- Confidence in your abilities
- Willingness to learn
- Strength of character
- Enthusiasm for the task at hand
- The ability to speak, write and listen effectively
- Knowledge of the fire protection field
- A vision for yourself and your place in the world
The first on the list is critical. If you do not think you can do something, people will sense this ambivalence and you will fail. How would you like to follow an officer into battle who blows his whistle and yells, “Over the top, I guess.” And remember that leading by example works best.
You must always remain in search of knowledge. It is important to read books, attend seminars, conduct after-actions critiques and look for new facts wherever the opportunity presents itself. Your unwillingness to learn will manifest itself in a team that does not value knowledge. So in a negative way, the person who shuns knowledge also leads by example – bad example. Be proactive in your quest for knowledge.
Your entire reputation as a fire officer will rest on whether people sense in you a person with strong values. You must also display a dedication to those principles which guide your daily existence. Let me share with you those things which guided my personal and professional life for the past few decades.
- Faith in God
- Love of family
- Loyalty to my men
- Determination to get a bit better every day
- A sense of self-discipline, for how can you ask people to do something you cannot display yourself
If you can live by such things, your people will come to understand who you are. When they know that their trust and faith in you will always be repaid, they will literally go over the top with you.

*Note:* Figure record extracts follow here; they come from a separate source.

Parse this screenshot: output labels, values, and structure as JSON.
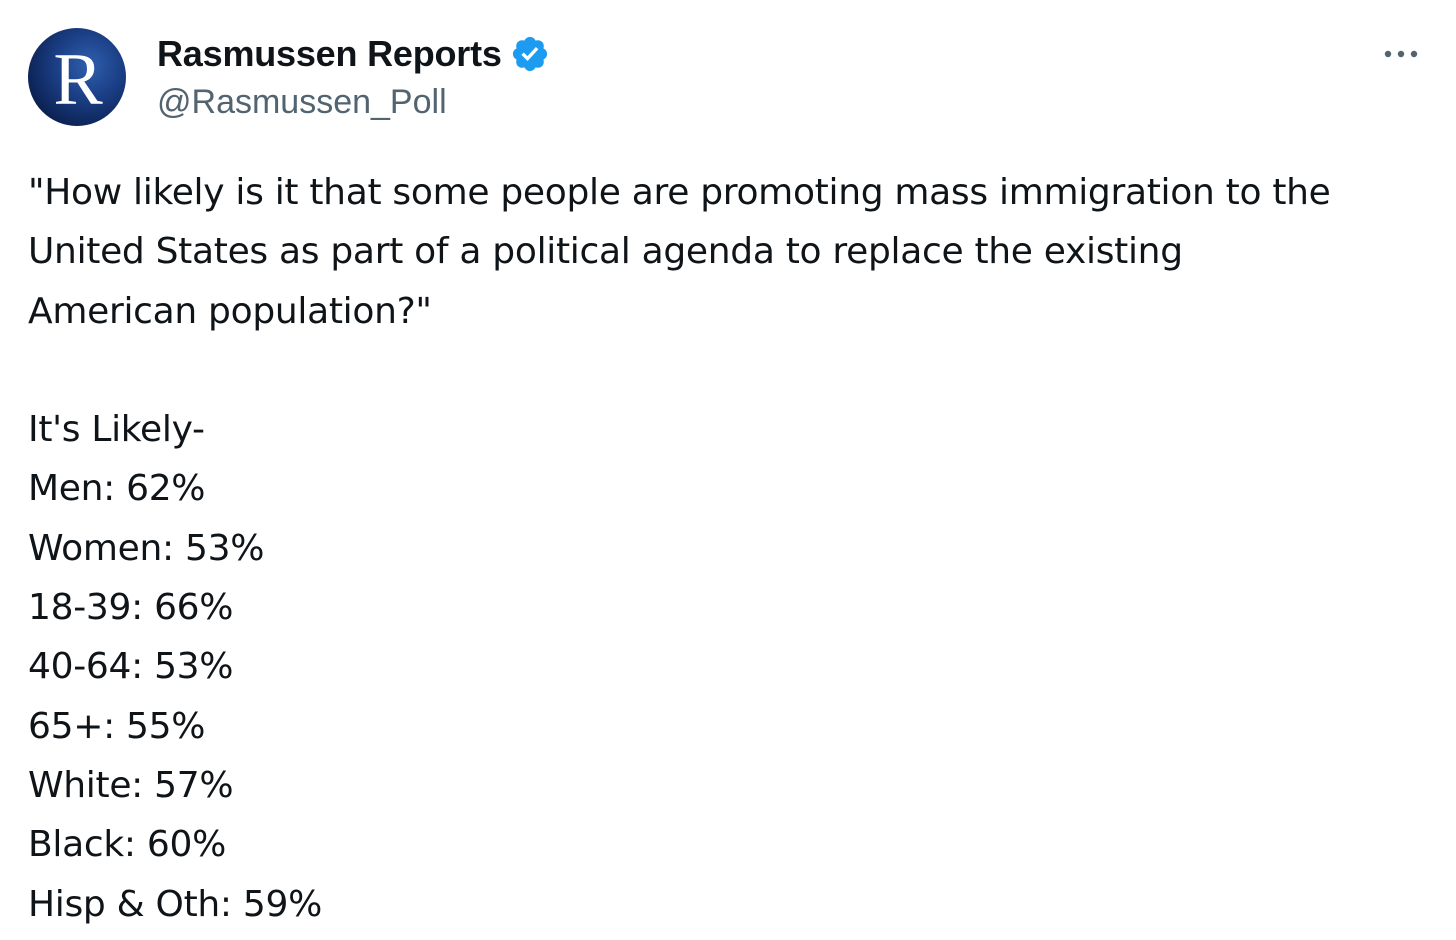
{
  "author": {
    "display_name": "Rasmussen Reports",
    "handle": "@Rasmussen_Poll",
    "avatar_letter": "R",
    "verified": true,
    "verified_color": "#1d9bf0",
    "avatar_colors": [
      "#2f5fae",
      "#0d2457"
    ]
  },
  "more_button": {
    "icon": "more-horizontal-icon"
  },
  "tweet": {
    "question_lines": [
      "\"How likely is it that some people are promoting mass immigration to the",
      "United States as part of a political agenda to replace the existing",
      "American population?\""
    ],
    "results_heading": "It's Likely-",
    "results": [
      "Men: 62%",
      "Women: 53%",
      "18-39: 66%",
      "40-64: 53%",
      "65+: 55%",
      "White: 57%",
      "Black: 60%",
      "Hisp & Oth: 59%"
    ]
  },
  "colors": {
    "text": "#0f1419",
    "secondary_text": "#536471",
    "background": "#ffffff"
  }
}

One of my cardinal rules is to never ask a person to do something that I would not do myself or have not done in the past. People will trust you and work harder for you if they know that you do not speak with “forked-tongue.” So for me it is a strength of character which I believe lies at the root of who and what I am as a fire service leader.
Above all, be enthusiastic about what you do. Some of my favorite role models in the fire service could have given lessons to Tom Sawyer on how to get people to white-wash a picket fence. Just being in the presence of people like this made you want to do what they were doing. Oddly enough, these were also individuals who enjoyed being around people, and that showed too. It is tough to get psyched up over a dirty job. But if you can, so will your people. Enthusiasm is contagious, so catch some.

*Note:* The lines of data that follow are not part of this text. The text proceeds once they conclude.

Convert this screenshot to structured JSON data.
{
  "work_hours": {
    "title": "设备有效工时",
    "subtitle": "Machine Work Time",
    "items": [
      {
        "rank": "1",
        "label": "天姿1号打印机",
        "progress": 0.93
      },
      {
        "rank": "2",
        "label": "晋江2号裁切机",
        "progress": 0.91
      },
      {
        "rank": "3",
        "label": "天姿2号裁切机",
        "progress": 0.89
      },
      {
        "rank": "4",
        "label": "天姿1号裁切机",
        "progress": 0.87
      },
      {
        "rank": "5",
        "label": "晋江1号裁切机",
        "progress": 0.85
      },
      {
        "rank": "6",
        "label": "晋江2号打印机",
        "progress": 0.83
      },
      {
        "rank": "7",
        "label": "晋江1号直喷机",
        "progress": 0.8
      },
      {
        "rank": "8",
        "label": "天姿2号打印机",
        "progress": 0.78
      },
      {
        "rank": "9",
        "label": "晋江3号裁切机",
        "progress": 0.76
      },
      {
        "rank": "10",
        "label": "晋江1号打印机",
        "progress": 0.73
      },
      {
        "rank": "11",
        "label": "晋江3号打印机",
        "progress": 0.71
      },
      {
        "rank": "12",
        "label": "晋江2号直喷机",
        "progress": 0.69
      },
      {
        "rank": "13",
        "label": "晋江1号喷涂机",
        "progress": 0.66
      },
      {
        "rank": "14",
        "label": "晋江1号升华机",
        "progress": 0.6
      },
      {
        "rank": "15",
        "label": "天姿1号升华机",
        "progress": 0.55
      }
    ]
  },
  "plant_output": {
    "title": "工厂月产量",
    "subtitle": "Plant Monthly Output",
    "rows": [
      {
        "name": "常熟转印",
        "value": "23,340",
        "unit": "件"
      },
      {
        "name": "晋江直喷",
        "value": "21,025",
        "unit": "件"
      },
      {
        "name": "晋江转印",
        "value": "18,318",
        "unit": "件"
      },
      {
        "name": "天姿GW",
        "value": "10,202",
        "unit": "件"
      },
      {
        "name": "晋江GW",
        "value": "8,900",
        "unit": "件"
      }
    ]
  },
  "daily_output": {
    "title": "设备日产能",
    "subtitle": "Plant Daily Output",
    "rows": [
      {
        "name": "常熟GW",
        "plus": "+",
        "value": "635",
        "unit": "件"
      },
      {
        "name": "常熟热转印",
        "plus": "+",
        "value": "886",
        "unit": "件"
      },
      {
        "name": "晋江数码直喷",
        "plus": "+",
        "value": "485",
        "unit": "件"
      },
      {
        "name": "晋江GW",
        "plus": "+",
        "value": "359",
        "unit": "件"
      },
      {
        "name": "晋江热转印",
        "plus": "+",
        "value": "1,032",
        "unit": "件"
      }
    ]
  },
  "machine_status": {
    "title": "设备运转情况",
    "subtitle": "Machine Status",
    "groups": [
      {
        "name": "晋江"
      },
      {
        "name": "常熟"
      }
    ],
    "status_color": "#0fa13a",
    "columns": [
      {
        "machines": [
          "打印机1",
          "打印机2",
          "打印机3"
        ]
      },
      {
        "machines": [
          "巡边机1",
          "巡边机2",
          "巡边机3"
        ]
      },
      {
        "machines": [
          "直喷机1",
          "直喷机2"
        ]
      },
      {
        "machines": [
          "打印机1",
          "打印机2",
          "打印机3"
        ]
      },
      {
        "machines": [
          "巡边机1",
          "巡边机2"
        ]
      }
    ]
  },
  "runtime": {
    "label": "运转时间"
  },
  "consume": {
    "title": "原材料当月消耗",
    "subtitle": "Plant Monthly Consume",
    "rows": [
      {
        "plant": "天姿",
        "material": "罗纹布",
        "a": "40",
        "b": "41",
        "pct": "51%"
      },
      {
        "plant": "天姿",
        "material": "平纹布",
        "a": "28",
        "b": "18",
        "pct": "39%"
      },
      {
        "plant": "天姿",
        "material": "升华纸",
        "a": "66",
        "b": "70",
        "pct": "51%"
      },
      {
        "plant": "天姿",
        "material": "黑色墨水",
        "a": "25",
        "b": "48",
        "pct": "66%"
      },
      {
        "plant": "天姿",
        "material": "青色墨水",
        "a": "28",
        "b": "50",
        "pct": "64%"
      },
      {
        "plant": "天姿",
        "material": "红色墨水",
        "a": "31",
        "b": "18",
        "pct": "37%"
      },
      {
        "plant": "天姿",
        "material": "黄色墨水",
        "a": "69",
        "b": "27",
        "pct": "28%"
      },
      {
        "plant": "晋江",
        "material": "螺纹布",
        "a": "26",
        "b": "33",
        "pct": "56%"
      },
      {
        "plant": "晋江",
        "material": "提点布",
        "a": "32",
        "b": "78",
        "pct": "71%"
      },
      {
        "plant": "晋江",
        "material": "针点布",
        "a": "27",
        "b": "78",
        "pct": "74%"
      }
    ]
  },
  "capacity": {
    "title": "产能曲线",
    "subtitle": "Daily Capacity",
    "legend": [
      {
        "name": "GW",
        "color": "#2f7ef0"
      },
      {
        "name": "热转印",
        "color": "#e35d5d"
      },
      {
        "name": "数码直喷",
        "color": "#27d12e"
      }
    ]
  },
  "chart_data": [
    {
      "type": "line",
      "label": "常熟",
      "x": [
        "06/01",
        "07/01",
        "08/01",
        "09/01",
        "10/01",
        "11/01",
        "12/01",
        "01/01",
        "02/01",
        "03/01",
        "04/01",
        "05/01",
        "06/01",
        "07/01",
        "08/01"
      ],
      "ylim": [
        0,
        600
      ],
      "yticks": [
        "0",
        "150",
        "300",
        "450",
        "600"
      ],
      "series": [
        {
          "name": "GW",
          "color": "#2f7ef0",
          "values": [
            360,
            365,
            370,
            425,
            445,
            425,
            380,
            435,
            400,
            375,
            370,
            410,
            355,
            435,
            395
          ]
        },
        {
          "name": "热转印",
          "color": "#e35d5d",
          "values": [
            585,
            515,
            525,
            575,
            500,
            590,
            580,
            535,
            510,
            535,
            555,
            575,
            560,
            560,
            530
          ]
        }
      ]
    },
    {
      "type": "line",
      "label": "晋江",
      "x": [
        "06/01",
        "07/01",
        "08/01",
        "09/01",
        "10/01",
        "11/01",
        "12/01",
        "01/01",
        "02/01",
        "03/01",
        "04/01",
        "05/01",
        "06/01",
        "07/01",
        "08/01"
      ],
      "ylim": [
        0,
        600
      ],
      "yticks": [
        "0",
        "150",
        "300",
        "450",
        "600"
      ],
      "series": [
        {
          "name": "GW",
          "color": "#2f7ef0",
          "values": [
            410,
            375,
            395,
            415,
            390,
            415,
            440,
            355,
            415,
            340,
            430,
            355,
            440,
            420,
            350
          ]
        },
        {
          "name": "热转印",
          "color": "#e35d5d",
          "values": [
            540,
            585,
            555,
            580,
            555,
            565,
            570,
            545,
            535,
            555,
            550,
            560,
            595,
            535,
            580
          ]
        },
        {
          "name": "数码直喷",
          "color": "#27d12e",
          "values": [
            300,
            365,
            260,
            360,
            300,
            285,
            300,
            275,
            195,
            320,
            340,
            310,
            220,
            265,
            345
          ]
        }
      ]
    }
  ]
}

As to my skills as a communicator, well, I try. Many who have known me for years feel that I am an effective communicator, within all of the disciplines. They should talk to my wife. So many of my problems at home go back to my admission to being a poor listener. Let me assure you that there is always a corollary to being a poor listener. Chances are good that if you cannot listen and miss something, you will overlook the proper response. This leads to the old “you never tell me anything” scenario. Be warned. If you aren’t listening enough, then you might not be talking enough. These two problems go hand in hand.

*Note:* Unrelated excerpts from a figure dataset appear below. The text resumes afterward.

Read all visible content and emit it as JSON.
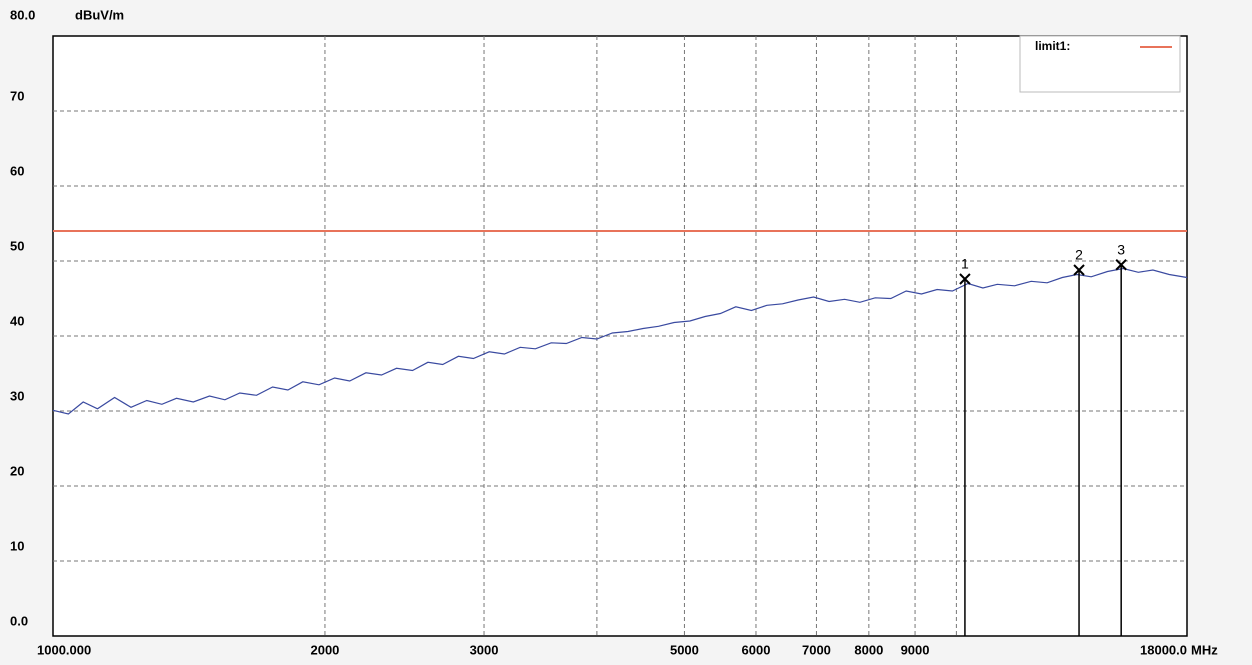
{
  "chart_data": {
    "type": "line",
    "y_unit": "dBuV/m",
    "x_unit": "MHz",
    "xscale": "log",
    "xlim": [
      1000,
      18000
    ],
    "ylim": [
      0,
      80
    ],
    "xticks": [
      {
        "value": 1000,
        "label": "1000.000"
      },
      2000,
      3000,
      {
        "value": 4000,
        "label": null
      },
      5000,
      6000,
      7000,
      8000,
      9000,
      {
        "value": 10000,
        "label": null
      },
      {
        "value": 18000,
        "label": "18000.0"
      }
    ],
    "yticks": [
      {
        "value": 0,
        "label": "0.0"
      },
      10,
      20,
      30,
      40,
      50,
      60,
      70,
      {
        "value": 80,
        "label": "80.0"
      }
    ],
    "grid": true,
    "legend": "upper right",
    "series": [
      {
        "name": "limit1:",
        "color": "#e8735a",
        "x": [
          1000,
          18000
        ],
        "values": [
          54,
          54
        ]
      },
      {
        "color": "#3a4aa0",
        "x": [
          1000,
          1040,
          1080,
          1120,
          1170,
          1220,
          1270,
          1320,
          1370,
          1430,
          1490,
          1550,
          1610,
          1680,
          1750,
          1820,
          1890,
          1970,
          2050,
          2130,
          2220,
          2310,
          2400,
          2500,
          2600,
          2700,
          2810,
          2920,
          3040,
          3160,
          3290,
          3420,
          3560,
          3700,
          3850,
          4000,
          4160,
          4330,
          4500,
          4680,
          4870,
          5070,
          5270,
          5480,
          5700,
          5930,
          6170,
          6420,
          6680,
          6950,
          7230,
          7520,
          7820,
          8130,
          8460,
          8800,
          9150,
          9520,
          9900,
          10300,
          10700,
          11100,
          11600,
          12100,
          12600,
          13100,
          13600,
          14100,
          14700,
          15300,
          15900,
          16500,
          17200,
          18000
        ],
        "values": [
          30.1,
          29.6,
          31.2,
          30.3,
          31.8,
          30.5,
          31.4,
          30.9,
          31.7,
          31.2,
          32.0,
          31.5,
          32.4,
          32.1,
          33.2,
          32.8,
          33.9,
          33.5,
          34.4,
          34.0,
          35.1,
          34.8,
          35.7,
          35.4,
          36.5,
          36.2,
          37.3,
          37.0,
          37.9,
          37.6,
          38.5,
          38.3,
          39.1,
          39.0,
          39.8,
          39.6,
          40.4,
          40.6,
          41.0,
          41.3,
          41.8,
          42.0,
          42.6,
          43.0,
          43.9,
          43.4,
          44.1,
          44.3,
          44.8,
          45.2,
          44.6,
          44.9,
          44.5,
          45.1,
          45.0,
          46.0,
          45.6,
          46.2,
          46.0,
          47.0,
          46.4,
          46.9,
          46.7,
          47.3,
          47.1,
          47.8,
          48.2,
          47.9,
          48.6,
          49.0,
          48.5,
          48.8,
          48.2,
          47.8
        ]
      }
    ],
    "markers": {
      "labels": [
        "1",
        "2",
        "3"
      ],
      "color": "#000000",
      "x": [
        10220,
        13670,
        15220
      ],
      "values": [
        47.6,
        48.8,
        49.5
      ]
    }
  }
}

Once you come to know yourself, you have to learn about your job. You must study fire protection, emergency medicine, hazard materials response, or burn prevention, OR whatever your discipline might be. How can you tell people what to do (or prevent them from doing the wrong thing) if you do not know what to do yourself? As one who has been in the business for over thirty years, I am here to tell you that you really do learn something new every day. But only if you are sharp enough to keep your eyes open. It took me a long time to learn this fact. Trust me, it is true.
Lastly you must develop a vision for yourself and your place in the world. For some people it might be very expansive. These are the people who are driven to ever-higher levels of achievement. For others, it is possible that the urge to scale the heights is not as great as yours. But these people can be just as successful in their own right. And they may well be a lot happier.